Perhaps a couple of stories might make clear what's going on.
First, the standard example of Six Sigma quality is the failure rate airlines have of getting you off the plane alive; about four per million, or 4.5 Sigma. Our grandfathers would have hesitated at such a bait & switch, don't you think? Something about the 9th Commandment being the real start to quality?
Next, a wonderful quality success story told me had to do with an eight factor (variable) designed experiment done to figure out what caused high failure rates in transmission chains. After a lot of wonderful quality work, they found out what any competent machinist could have told them; they were using the assembly tools long after they were worn out.

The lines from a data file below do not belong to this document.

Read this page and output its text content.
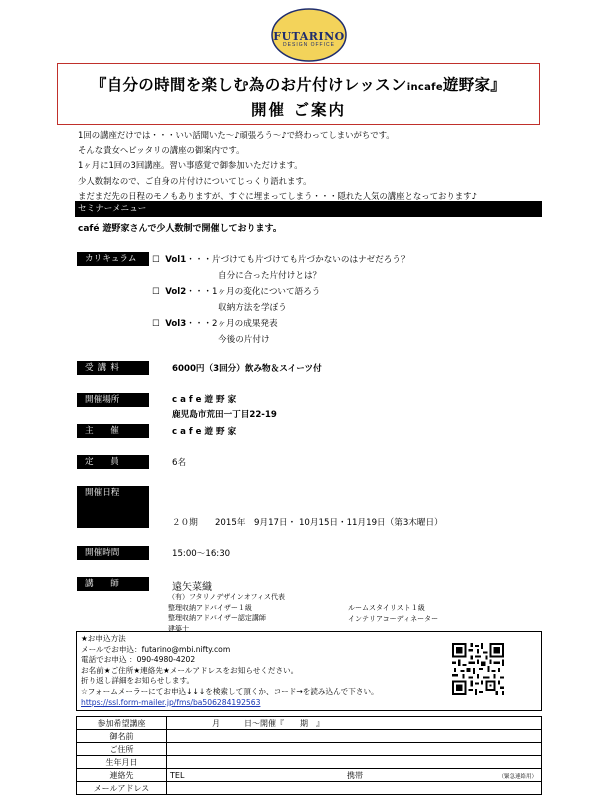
FUTARINO
DESIGN OFFICE
『自分の時間を楽しむ為のお片付けレッスンincafe遊野家』
開催 ご案内
1回の講座だけでは・・・いい話聞いた～♪頑張ろう～♪で終わってしまいがちです。
そんな貴女へピッタリの講座の御案内です。
1ヶ月に1回の3回講座。習い事感覚で御参加いただけます。
少人数制なので、ご自身の片付けについてじっくり語れます。
まだまだ先の日程のモノもありますが、すぐに埋まってしまう・・・隠れた人気の講座となっております♪
セミナーメニュー
café 遊野家さんで少人数制で開催しております。
カリキュラム	☐ Vol1・・・片づけても片づけても片づかないのはナゼだろう？
自分に合った片付けとは？
☐ Vol2・・・1ヶ月の変化について語ろう
収納方法を学ぼう
☐ Vol3・・・2ヶ月の成果発表
今後の片付け
受講料	6000円（3回分）飲み物＆スイーツ付
開催場所	cafe遊野家
鹿児島市荒田一丁目22-19
主　催	cafe遊野家
定　員	6名
開催日程
２０期　　2015年　9月17日・ 10月15日・11月19日（第3木曜日）
開催時間	15:00～16:30
講　師	遠矢菜織
（有）フタリノデザインオフィス代表
整理収納アドバイザー１級
整理収納アドバイザー認定講師
建築士
ルームスタイリスト１級
インテリアコーディネーター
★お申込方法
メールでお申込：futarino@mbi.nifty.com
電話でお申込 ：090-4980-4202
お名前★ご住所★連絡先★メールアドレスをお知らせください。
折り返し詳細をお知らせします。
☆フォームメーラーにてお申込↓↓↓を検索して頂くか、コード→を読み込んで下さい。
https://ssl.form-mailer.jp/fms/ba506284192563
参加希望講座	月　　　日～開催『　　期　』
御名前	
ご住所	
生年月日	
連絡先	TEL 携帯 （緊急連絡用）

メールアドレス	
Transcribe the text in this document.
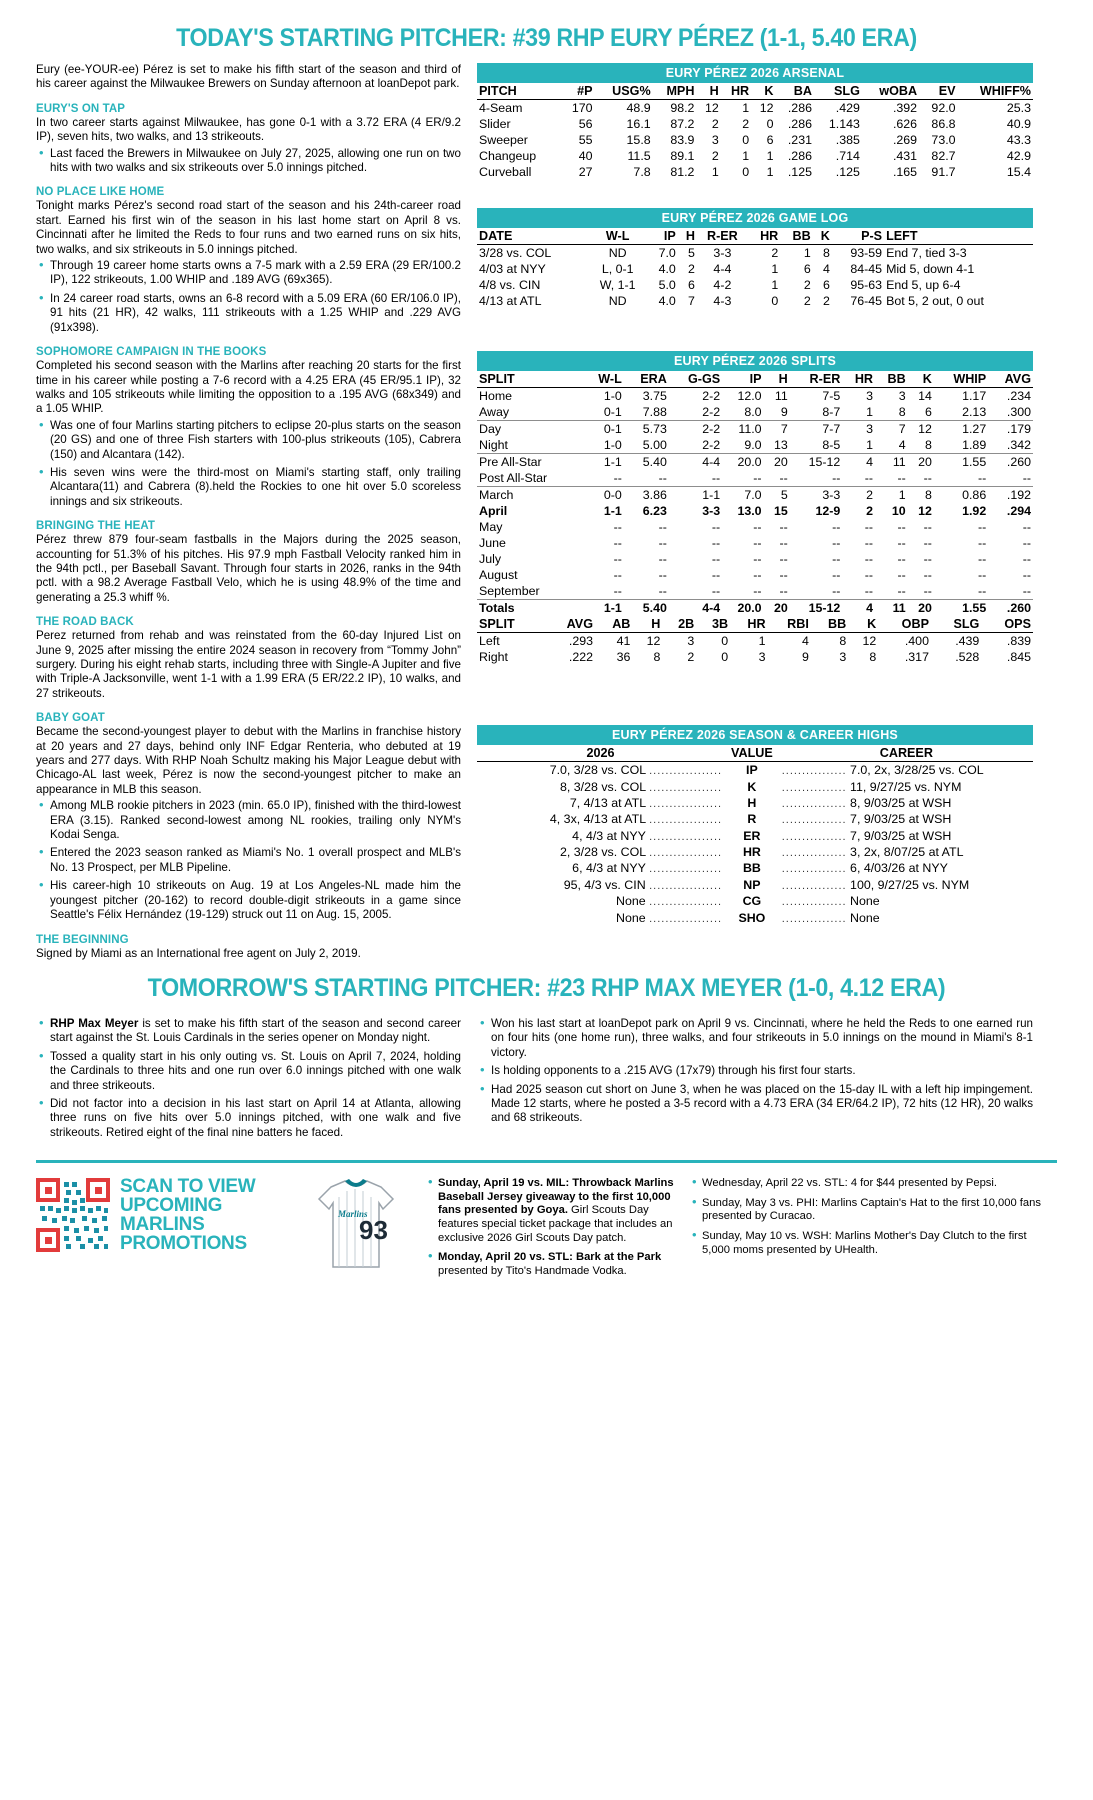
TODAY'S STARTING PITCHER: #39 RHP EURY PÉREZ (1-1, 5.40 ERA)

Eury (ee-YOUR-ee) Pérez is set to make his fifth start of the season and third of his career against the Milwaukee Brewers on Sunday afternoon at loanDepot park.

EURY'S ON TAP

In two career starts against Milwaukee, has gone 0-1 with a 3.72 ERA (4 ER/9.2 IP), seven hits, two walks, and 13 strikeouts.

• Last faced the Brewers in Milwaukee on July 27, 2025, allowing one run on two hits with two walks and six strikeouts over 5.0 innings pitched.
NO PLACE LIKE HOME

Tonight marks Pérez's second road start of the season and his 24th-career road start. Earned his first win of the season in his last home start on April 8 vs. Cincinnati after he limited the Reds to four runs and two earned runs on six hits, two walks, and six strikeouts in 5.0 innings pitched.

• Through 19 career home starts owns a 7-5 mark with a 2.59 ERA (29 ER/100.2 IP), 122 strikeouts, 1.00 WHIP and .189 AVG (69x365).
• In 24 career road starts, owns an 6-8 record with a 5.09 ERA (60 ER/106.0 IP), 91 hits (21 HR), 42 walks, 111 strikeouts with a 1.25 WHIP and .229 AVG (91x398).
SOPHOMORE CAMPAIGN IN THE BOOKS

Completed his second season with the Marlins after reaching 20 starts for the first time in his career while posting a 7-6 record with a 4.25 ERA (45 ER/95.1 IP), 32 walks and 105 strikeouts while limiting the opposition to a .195 AVG (68x349) and a 1.05 WHIP.

• Was one of four Marlins starting pitchers to eclipse 20-plus starts on the season (20 GS) and one of three Fish starters with 100-plus strikeouts (105), Cabrera (150) and Alcantara (142).
• His seven wins were the third-most on Miami's starting staff, only trailing Alcantara(11) and Cabrera (8).held the Rockies to one hit over 5.0 scoreless innings and six strikeouts.
BRINGING THE HEAT

Pérez threw 879 four-seam fastballs in the Majors during the 2025 season, accounting for 51.3% of his pitches. His 97.9 mph Fastball Velocity ranked him in the 94th pctl., per Baseball Savant. Through four starts in 2026, ranks in the 94th pctl. with a 98.2 Average Fastball Velo, which he is using 48.9% of the time and generating a 25.3 whiff %.

THE ROAD BACK

Perez returned from rehab and was reinstated from the 60-day Injured List on June 9, 2025 after missing the entire 2024 season in recovery from “Tommy John” surgery. During his eight rehab starts, including three with Single-A Jupiter and five with Triple-A Jacksonville, went 1-1 with a 1.99 ERA (5 ER/22.2 IP), 10 walks, and 27 strikeouts.

BABY GOAT

Became the second-youngest player to debut with the Marlins in franchise history at 20 years and 27 days, behind only INF Edgar Renteria, who debuted at 19 years and 277 days. With RHP Noah Schultz making his Major League debut with Chicago-AL last week, Pérez is now the second-youngest pitcher to make an appearance in MLB this season.

• Among MLB rookie pitchers in 2023 (min. 65.0 IP), finished with the third-lowest ERA (3.15). Ranked second-lowest among NL rookies, trailing only NYM's Kodai Senga.
• Entered the 2023 season ranked as Miami's No. 1 overall prospect and MLB's No. 13 Prospect, per MLB Pipeline.
• His career-high 10 strikeouts on Aug. 19 at Los Angeles-NL made him the youngest pitcher (20-162) to record double-digit strikeouts in a game since Seattle's Félix Hernández (19-129) struck out 11 on Aug. 15, 2005.
THE BEGINNING

Signed by Miami as an International free agent on July 2, 2019.

EURY PÉREZ 2026 ARSENAL
PITCH	#P	USG%	MPH	H	HR	K	BA	SLG	wOBA	EV	WHIFF%
4-Seam	170	48.9	98.2	12	1	12	.286	.429	.392	92.0	25.3
Slider	56	16.1	87.2	2	2	0	.286	1.143	.626	86.8	40.9
Sweeper	55	15.8	83.9	3	0	6	.231	.385	.269	73.0	43.3
Changeup	40	11.5	89.1	2	1	1	.286	.714	.431	82.7	42.9
Curveball	27	7.8	81.2	1	0	1	.125	.125	.165	91.7	15.4
EURY PÉREZ 2026 GAME LOG
DATE	W-L	IP	H	R-ER	HR	BB	K	P-S	LEFT
3/28 vs. COL	ND	7.0	5	3-3	2	1	8	93-59	End 7, tied 3-3
4/03 at NYY	L, 0-1	4.0	2	4-4	1	6	4	84-45	Mid 5, down 4-1
4/8 vs. CIN	W, 1-1	5.0	6	4-2	1	2	6	95-63	End 5, up 6-4
4/13 at ATL	ND	4.0	7	4-3	0	2	2	76-45	Bot 5, 2 out, 0 out
EURY PÉREZ 2026 SPLITS
SPLIT	W-L	ERA	G-GS	IP	H	R-ER	HR	BB	K	WHIP	AVG
Home	1-0	3.75	2-2	12.0	11	7-5	3	3	14	1.17	.234
Away	0-1	7.88	2-2	8.0	9	8-7	1	8	6	2.13	.300
Day	0-1	5.73	2-2	11.0	7	7-7	3	7	12	1.27	.179
Night	1-0	5.00	2-2	9.0	13	8-5	1	4	8	1.89	.342
Pre All-Star	1-1	5.40	4-4	20.0	20	15-12	4	11	20	1.55	.260
Post All-Star	--	--	--	--	--	--	--	--	--	--	--
March	0-0	3.86	1-1	7.0	5	3-3	2	1	8	0.86	.192
April	1-1	6.23	3-3	13.0	15	12-9	2	10	12	1.92	.294
May	--	--	--	--	--	--	--	--	--	--	--
June	--	--	--	--	--	--	--	--	--	--	--
July	--	--	--	--	--	--	--	--	--	--	--
August	--	--	--	--	--	--	--	--	--	--	--
September	--	--	--	--	--	--	--	--	--	--	--
Totals	1-1	5.40	4-4	20.0	20	15-12	4	11	20	1.55	.260
SPLIT	AVG	AB	H	2B	3B	HR	RBI	BB	K	OBP	SLG	OPS
Left	.293	41	12	3	0	1	4	8	12	.400	.439	.839
Right	.222	36	8	2	0	3	9	3	8	.317	.528	.845
EURY PÉREZ 2026 SEASON & CAREER HIGHS
2026	VALUE	CAREER
7.0, 3/28 vs. COL ..................	IP	................ 7.0, 2x, 3/28/25 vs. COL
8, 3/28 vs. COL ..................	K	................ 11, 9/27/25 vs. NYM
7, 4/13 at ATL ..................	H	................ 8, 9/03/25 at WSH
4, 3x, 4/13 at ATL ..................	R	................ 7, 9/03/25 at WSH
4, 4/3 at NYY ..................	ER	................ 7, 9/03/25 at WSH
2, 3/28 vs. COL ..................	HR	................ 3, 2x, 8/07/25 at ATL
6, 4/3 at NYY ..................	BB	................ 6, 4/03/26 at NYY
95, 4/3 vs. CIN ..................	NP	................ 100, 9/27/25 vs. NYM
None ..................	CG	................ None
None ..................	SHO	................ None
TOMORROW'S STARTING PITCHER: #23 RHP MAX MEYER (1-0, 4.12 ERA)
• RHP Max Meyer is set to make his fifth start of the season and second career start against the St. Louis Cardinals in the series opener on Monday night.
• Tossed a quality start in his only outing vs. St. Louis on April 7, 2024, holding the Cardinals to three hits and one run over 6.0 innings pitched with one walk and three strikeouts.
• Did not factor into a decision in his last start on April 14 at Atlanta, allowing three runs on five hits over 5.0 innings pitched, with one walk and five strikeouts. Retired eight of the final nine batters he faced.
• Won his last start at loanDepot park on April 9 vs. Cincinnati, where he held the Reds to one earned run on four hits (one home run), three walks, and four strikeouts in 5.0 innings on the mound in Miami's 8-1 victory.
• Is holding opponents to a .215 AVG (17x79) through his first four starts.
• Had 2025 season cut short on June 3, when he was placed on the 15-day IL with a left hip impingement. Made 12 starts, where he posted a 3-5 record with a 4.73 ERA (34 ER/64.2 IP), 72 hits (12 HR), 20 walks and 68 strikeouts.
SCAN TO VIEW
UPCOMING
MARLINS
PROMOTIONS
Marlins
93
• Sunday, April 19 vs. MIL: Throwback Marlins Baseball Jersey giveaway to the first 10,000 fans presented by Goya. Girl Scouts Day features special ticket package that includes an exclusive 2026 Girl Scouts Day patch.
• Monday, April 20 vs. STL: Bark at the Park presented by Tito's Handmade Vodka.
• Wednesday, April 22 vs. STL: 4 for $44 presented by Pepsi.
• Sunday, May 3 vs. PHI: Marlins Captain's Hat to the first 10,000 fans presented by Curacao.
• Sunday, May 10 vs. WSH: Marlins Mother's Day Clutch to the first 5,000 moms presented by UHealth.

In other words, they ended up fixing a problem they'd likely caused by extending the replacement intervals to save money, and at a massive cost to the company. Somehow (9th Commandment again?), my instructor didn't see fit to share that side of the story.
Don't get me wrong; statistical methods have a lot to offer. However, my experience is that too often, they're used to replace the expertise of craftsmen and high quality materials with unskilled labor and plastics. If you wonder why you're making good use of a lot of product warranties, you might find that your difficulties ironically have a lot to do with the manufacturer's quality program.